At a recent event in Zurich that just cutting back on investment banking risks does not make the new institution entirely risk-free. Switzerland had to be clear that there were also risks in putting too much emphasis on wealth management. If he says that, it should make everybody stop and think. The new UBS will have $5 trillion in client assets and it become the second-largest wealth manager in the world after Morgan Stanley.
The other is Swiss National Bank chairman Thomas Jordan, who last week expressed particular concern about what happened at Credit Suisse.
From the banking crisis in the US and at Credit Suisse, we are seeing that withdrawals are a great deal more extreme than they were earlier, both in regards to scale and speed, he told the Sonntags Zeitung That has to be considered within the too big to fail framework, he believes.
Jordan believes there need to be measures that stop the withdrawals, at least temporarily. According to him, many assets need to have notice periods or be booked as time deposits.
Those kinds of things are also being discussed in the asset management business. Many regulators have been sensing new risks in the funds business for a few years now, a business which has been growing strongly in Switzerland. In domestic financial markets, about half of the volume is now in the non-bank financial institution sector.
Two Successive Panics
Supervisors were deeply concerned during the pandemic when there were massive withdrawals in large fixed-income funds, something that prompted central banks worldwide to add copious amounts of liquidity to markets.
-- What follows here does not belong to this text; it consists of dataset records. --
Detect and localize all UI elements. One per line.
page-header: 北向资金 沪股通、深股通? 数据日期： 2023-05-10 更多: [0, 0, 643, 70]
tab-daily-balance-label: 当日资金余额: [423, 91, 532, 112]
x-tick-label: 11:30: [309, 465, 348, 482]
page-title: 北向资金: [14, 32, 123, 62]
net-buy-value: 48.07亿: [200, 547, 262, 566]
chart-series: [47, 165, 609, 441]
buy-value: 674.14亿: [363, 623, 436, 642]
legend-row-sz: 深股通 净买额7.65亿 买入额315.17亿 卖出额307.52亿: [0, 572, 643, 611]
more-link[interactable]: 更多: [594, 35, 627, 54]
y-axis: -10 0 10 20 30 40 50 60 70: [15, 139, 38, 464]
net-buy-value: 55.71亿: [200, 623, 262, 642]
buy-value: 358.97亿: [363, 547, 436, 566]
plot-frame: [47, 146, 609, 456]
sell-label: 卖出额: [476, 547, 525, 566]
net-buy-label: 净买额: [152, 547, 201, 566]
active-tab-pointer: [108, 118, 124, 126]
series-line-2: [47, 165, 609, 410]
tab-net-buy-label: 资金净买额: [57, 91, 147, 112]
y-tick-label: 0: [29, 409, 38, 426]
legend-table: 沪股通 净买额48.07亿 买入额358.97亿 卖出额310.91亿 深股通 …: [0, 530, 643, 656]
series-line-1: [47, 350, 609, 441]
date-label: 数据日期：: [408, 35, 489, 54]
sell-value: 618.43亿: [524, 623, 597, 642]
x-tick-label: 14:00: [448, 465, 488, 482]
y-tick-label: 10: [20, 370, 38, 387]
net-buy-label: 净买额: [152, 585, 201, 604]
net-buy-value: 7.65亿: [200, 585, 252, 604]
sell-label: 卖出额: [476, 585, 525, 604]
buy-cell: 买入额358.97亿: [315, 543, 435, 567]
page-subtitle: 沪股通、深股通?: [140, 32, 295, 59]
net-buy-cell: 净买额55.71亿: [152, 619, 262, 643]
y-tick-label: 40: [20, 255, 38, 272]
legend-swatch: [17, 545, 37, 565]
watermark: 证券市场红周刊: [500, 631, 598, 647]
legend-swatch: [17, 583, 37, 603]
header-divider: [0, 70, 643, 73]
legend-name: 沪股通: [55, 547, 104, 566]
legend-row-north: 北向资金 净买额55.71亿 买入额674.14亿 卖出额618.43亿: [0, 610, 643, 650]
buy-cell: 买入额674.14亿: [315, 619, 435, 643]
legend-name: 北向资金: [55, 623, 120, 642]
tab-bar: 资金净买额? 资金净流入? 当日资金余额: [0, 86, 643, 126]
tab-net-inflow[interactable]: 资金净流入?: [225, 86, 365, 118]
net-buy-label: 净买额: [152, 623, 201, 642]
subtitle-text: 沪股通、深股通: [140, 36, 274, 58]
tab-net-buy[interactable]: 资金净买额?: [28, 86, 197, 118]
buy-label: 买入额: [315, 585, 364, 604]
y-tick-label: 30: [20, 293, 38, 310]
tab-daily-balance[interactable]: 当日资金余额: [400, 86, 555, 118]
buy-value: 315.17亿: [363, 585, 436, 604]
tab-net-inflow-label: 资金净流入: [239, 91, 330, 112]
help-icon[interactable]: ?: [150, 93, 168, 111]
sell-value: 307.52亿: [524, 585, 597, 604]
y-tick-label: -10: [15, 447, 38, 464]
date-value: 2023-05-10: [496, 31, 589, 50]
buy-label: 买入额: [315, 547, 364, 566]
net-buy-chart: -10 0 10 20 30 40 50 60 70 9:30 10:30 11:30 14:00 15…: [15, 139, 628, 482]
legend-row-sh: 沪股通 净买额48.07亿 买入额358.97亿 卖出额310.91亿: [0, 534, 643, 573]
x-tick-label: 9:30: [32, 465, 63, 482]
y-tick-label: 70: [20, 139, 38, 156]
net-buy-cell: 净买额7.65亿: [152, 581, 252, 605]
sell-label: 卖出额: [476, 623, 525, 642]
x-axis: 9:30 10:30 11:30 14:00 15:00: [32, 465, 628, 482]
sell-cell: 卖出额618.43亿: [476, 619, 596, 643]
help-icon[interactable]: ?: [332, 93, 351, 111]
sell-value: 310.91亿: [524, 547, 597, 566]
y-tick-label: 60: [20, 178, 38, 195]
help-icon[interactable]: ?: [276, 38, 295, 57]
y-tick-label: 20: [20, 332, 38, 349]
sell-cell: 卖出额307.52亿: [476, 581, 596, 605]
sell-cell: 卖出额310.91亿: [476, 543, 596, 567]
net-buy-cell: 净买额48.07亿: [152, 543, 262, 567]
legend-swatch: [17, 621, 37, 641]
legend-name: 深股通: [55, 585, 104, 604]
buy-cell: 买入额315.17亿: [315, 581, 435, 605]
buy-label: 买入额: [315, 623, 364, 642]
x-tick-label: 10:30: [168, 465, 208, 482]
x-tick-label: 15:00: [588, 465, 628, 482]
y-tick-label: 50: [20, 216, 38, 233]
In September 2022 the UK central bank had to repurchase gilts when prices for them crashed.
As a result, the Financial Stability Board (FSB) is redrafting requirements related to liquidity risks with the International Organization of Securities Commissions (IOSCO) and they may set limits on withdrawals.
After they are drafted, likely by 2024, Swiss fund regulators will have to see whether they will follow suit, a question that parliament will have to look closely at.
The dreams of all bankers who once wanted to become masters of the universe were completely laid to rest with the collapse of Credit Suisse. But it is not only UBS that wants to gain as much critical mass as possible in wealth management. Others, including Julius Baer, are looking to grow significantly. Even if it is a business that requires less capital and produces steadier revenues, one thing remains certain. The risks will grow with the business.